In the early 1970s she came out from Holland to what was then Rhodesia to stay with a friend in the Nyanga area and at a function met her future husband. Two months later they were married and moved onto his remote farm in Nyanga North, some 35km north of the village of the same name. A thoroughly resourceful woman she set about fixing up the run down homestead and raising a family in what she described as the happiest time of her life – her children had free range of the farm and she felt very comfortable out in the bush (“…the silence, oh the silence was marvellous!”).

My father and mother met in the same area also having come out from Europe (though some 20 years previously) so we enjoyed chatting about some of the characters in the area though they were a generation earlier than me.

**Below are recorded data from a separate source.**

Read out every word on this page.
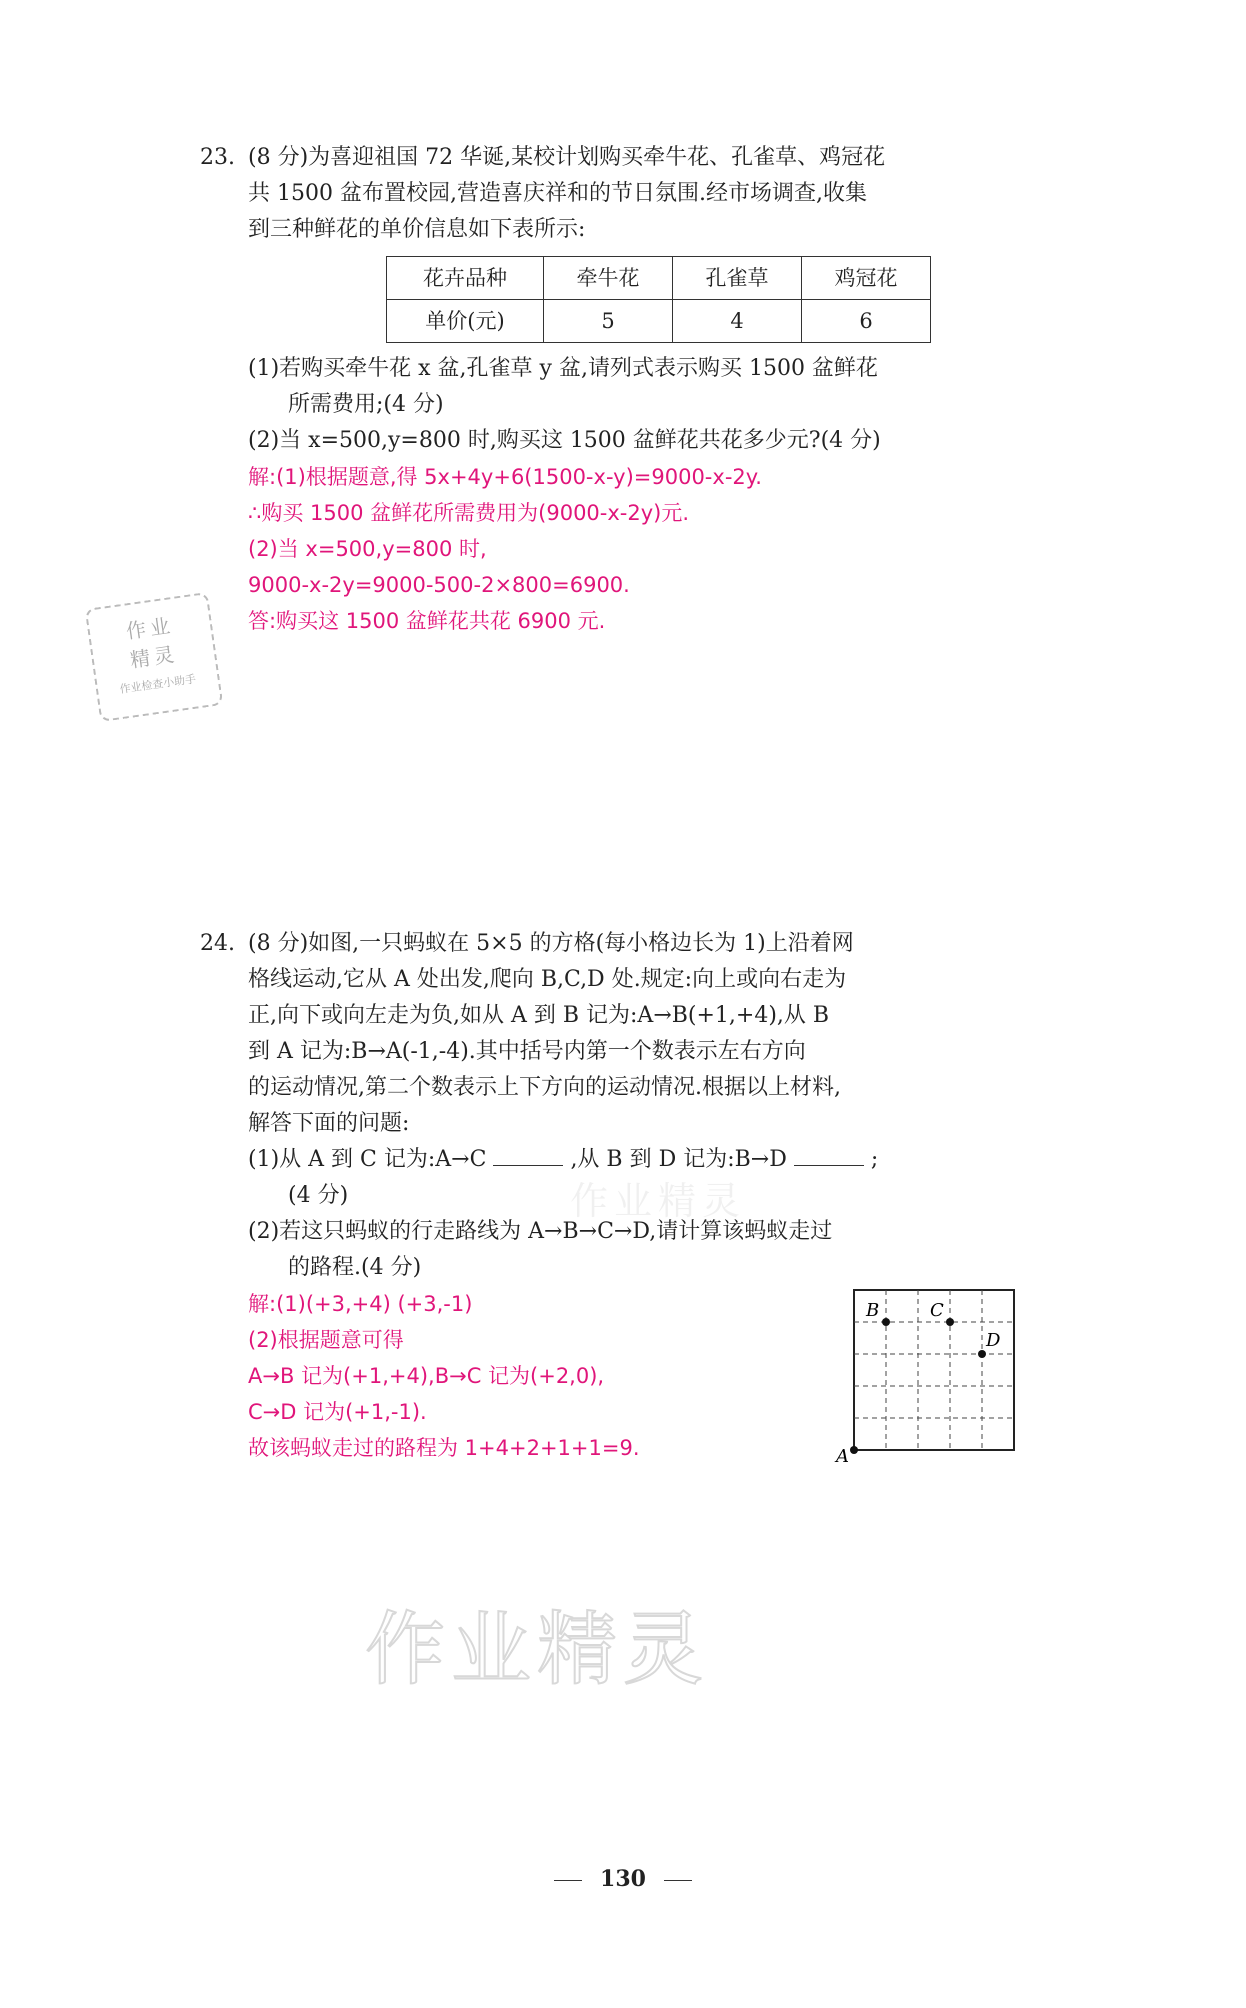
23. (8 分)为喜迎祖国 72 华诞,某校计划购买牵牛花、孔雀草、鸡冠花

共 1500 盆布置校园,营造喜庆祥和的节日氛围.经市场调查,收集

到三种鲜花的单价信息如下表所示:

花卉品种	牵牛花	孔雀草	鸡冠花
单价(元)	5	4	6

(1)若购买牵牛花 x 盆,孔雀草 y 盆,请列式表示购买 1500 盆鲜花

所需费用;(4 分)

(2)当 x=500,y=800 时,购买这 1500 盆鲜花共花多少元?(4 分)

解:(1)根据题意,得 5x+4y+6(1500-x-y)=9000-x-2y.

∴购买 1500 盆鲜花所需费用为(9000-x-2y)元.

(2)当 x=500,y=800 时,

9000-x-2y=9000-500-2×800=6900.

答:购买这 1500 盆鲜花共花 6900 元.

作业
精灵
作业检查小助手
24. (8 分)如图,一只蚂蚁在 5×5 的方格(每小格边长为 1)上沿着网

格线运动,它从 A 处出发,爬向 B,C,D 处.规定:向上或向右走为

正,向下或向左走为负,如从 A 到 B 记为:A→B(+1,+4),从 B

到 A 记为:B→A(-1,-4).其中括号内第一个数表示左右方向

的运动情况,第二个数表示上下方向的运动情况.根据以上材料,

解答下面的问题:

(1)从 A 到 C 记为:A→C	,从 B 到 D 记为:B→D	;

(4 分)

(2)若这只蚂蚁的行走路线为 A→B→C→D,请计算该蚂蚁走过

的路程.(4 分)

解:(1)(+3,+4) (+3,-1)

(2)根据题意可得

A→B 记为(+1,+4),B→C 记为(+2,0),

C→D 记为(+1,-1).

故该蚂蚁走过的路程为 1+4+2+1+1=9.	A
B	C
D
作业精灵
作业精灵
130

There was Major Mac (McIllwaine) who could always be found by the fire in the reception area of Troutbeck Hotel. Legend has it that the fire has never gone out and Els remembered that he could never remember her name either. There were also the Wyrley-Birches, one of the white pioneer families of the area in whose first house running water meant the stream through the middle of the house. My father (who’d known them well) once told me that when a favourite dog died Colonel Wyrley (as he was known) would have the dog skinned and the skin put on the back of  a chair in the lounge. I didn’t believe him, my father loved to tease, but I remember a particular visit as a teenager to their house below Mt Inyangani and sure enough, there was a retriever type skin on the back of a sofa!

As the war in Rhodesia escalated Els and her family had to move off their farm and her husband got a job at the Clairmont Estate near Juliasdale, south of Nyanga village. It all went tragically wrong one afternoon and he was murdered whilst checking up on a potato spraying operation in 1979. Ignoring family pleas to move back to Holland, Els moved to Harare where she established her riding school (she’d worked  and qualified at a riding school in Holland where she’d taught the current Queen Beatrix and has a photo of the young queen on a horse) and where she still is today. She mentioned to me that her eldest son, married with children and working in Holland, was coming back to Zimbabwe as Holland was in his opinion no place to raise children – he missed the space in Zimbabwe. Els grew up in a house which had no garden and she was not allowed to keep pets. We sat on her verandah and admired the tortoise lumbering across the lawn and the 80 m or so of garden to the gate that was out of site.

Yes, despite all it’s problems Zimbabwe can still be a great place to live – if you have a reliable income! Harare probably has one of the best climates of a capital city anywhere – it is seldom more than 35 degrees C and rarely goes below 10 and then only at night. Crime by South African standards is very low, most people are very friendly and there are still fascinating people like Els to talk to!